Network and partner

The three Duisburg Museums of Art.

Lehmbruck Museum

Well known throughout Europe for its outstanding collection of modern international sculpture, this museum offers an unusual combination of exceptional architecture placed in a sculpture park, as well as sculpture sited within the urban environs. Commencing with the life work of Wilhelm Lehmbruck and his contemporaries, the world of art encounters sculpture from all over the world in an exhibition space of 5000 square meters. Monographically and thematically grouped exhibition rooms are sequentially arranged in an open space. Paintings, works on paper and the new media complement the sculptural collection.

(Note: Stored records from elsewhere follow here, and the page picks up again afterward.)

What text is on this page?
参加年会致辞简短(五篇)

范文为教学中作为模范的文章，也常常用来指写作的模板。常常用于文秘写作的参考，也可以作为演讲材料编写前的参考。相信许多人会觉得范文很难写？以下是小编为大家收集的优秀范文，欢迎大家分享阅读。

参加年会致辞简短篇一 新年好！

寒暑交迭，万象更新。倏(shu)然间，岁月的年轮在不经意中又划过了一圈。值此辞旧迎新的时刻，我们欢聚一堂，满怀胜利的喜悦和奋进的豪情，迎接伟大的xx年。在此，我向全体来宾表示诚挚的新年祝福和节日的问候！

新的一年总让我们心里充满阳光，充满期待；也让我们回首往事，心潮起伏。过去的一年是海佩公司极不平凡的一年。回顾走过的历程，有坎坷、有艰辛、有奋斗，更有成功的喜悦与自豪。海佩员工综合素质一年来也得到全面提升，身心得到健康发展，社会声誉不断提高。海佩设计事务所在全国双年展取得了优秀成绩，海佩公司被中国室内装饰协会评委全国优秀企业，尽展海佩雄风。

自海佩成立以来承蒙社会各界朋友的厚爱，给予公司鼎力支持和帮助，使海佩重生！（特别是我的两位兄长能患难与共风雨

Friedrich-Wilhelm-Straße 40, 47049 Duisburg, T. +49.203.28326303294

MKM Museum Küppersmühle

Located in the heart of Duisburg’s vibrant Inner Harbour district, and celebrated as one of Germany’s largest, privately-run museums, the MKM has since its opening in 1999 become a cultural beacon across the Ruhr metropolis. The world-renowned team of Basle-based architects Herzog & de Meuron has transformed the former mill and grain storage silo into an art museum, providing currently some 3,600 sq.m. of exhibition space.

With the Ströher Collection, the MKM houses one of the most extensive collections of German post-war art, showcasing primarily paintings by the most influential artists dating from the 1950s to the present day. Among the artists featured in the MKM are: Georg Baselitz, Peter Brüning, Ralph Fleck, K.O. Götz, Candida Höfer, Gerhard Hoehme, Anselm Kiefer, Norbert Kricke, Markus Lüpertz, Adolf Luther, Heinz Mack, A.R. Penck, Otto Piene, Gerhard Richter, Hans-Christian Schink, Bernard Schultze, K.R.H. Sonderborg, Fred Thieler, Hans Uhlmann and Günther Uecker.

Philosophenweg 55, 47051 Duisburg, T. +49.203.30194811

Museum DKM

The museum is located in the town center of Duisburg on Güntherstraße 13 – 15 between Kantpark, with the Wilhelm Lehmbruck Museum, and the Central Station. In 2005, the Swiss architect Hans Rohr faced the challenge of converting a residential and commercial property dating from the nineteen sixties, consisting of front-building and a courtyard structure, to which he would add a further building, into a museum for artworks. In accordance with the donors’ concept, the museum’s design was intended to display the art with noble renitence. The result was a museum-complex consisting of three buildings that encompass 51 gallery spaces stretching out over a total of 2,700 square metres on five levels. The spaces in the new building provide staged views of the outside section. The foyer containing the museum café provides visitors with a place to relax and refresh.

Güntherstr. 13 – 15, 47051 Duisburg, T. +49 203 9355547 0

Die RuhrKunstMuseen

Museum DKM is a member of the RuhrArtMuseums. Twentyone art museums of the Ruhr area have come together to form a tight network: while modern and contemporary art is the strong point of the majority of the RuhrArtMuseums, several of them also contain important collections of the 19th century, classical modernism as well as ancient and non-european art.

A grid of high-quality collections, located in industrial buildings, castles, prominent post-war architectures and spectacular new constructions, is spreading out over 15 cities, from Duisburg to Hamm, from Hagen to Marl. Visiting the museums, one also gets a representative overview of the Ruhrarea’s architecture.

The RuhrArtMuseum’s joint efforts demonstrate the impressive variety of the collections of modern and contemporary art in the region’s museums. Since 2010, visitors as well as residents can experience the wide range of the Ruhrmetropolis’ museums by means of joint communication, exhibition projects and cultural promotion.

To kick their partnership off, the educational programme Collection Tours, held in 2010 when the Ruhr Area was the European cultural capital, underlined the museums’ connectivity. At the same time, the museums presented the Mapping the Region series of exhibitions.

Joining big and smaller houses with national and international importance, not only will the RuhrArtMuseums sustainably develop their cultural education and promotion and design exhibitions reflecting on the future of Europe’s third biggest metropolitan area through means of art, but in the long term also place a focus on raising awareness for their collections.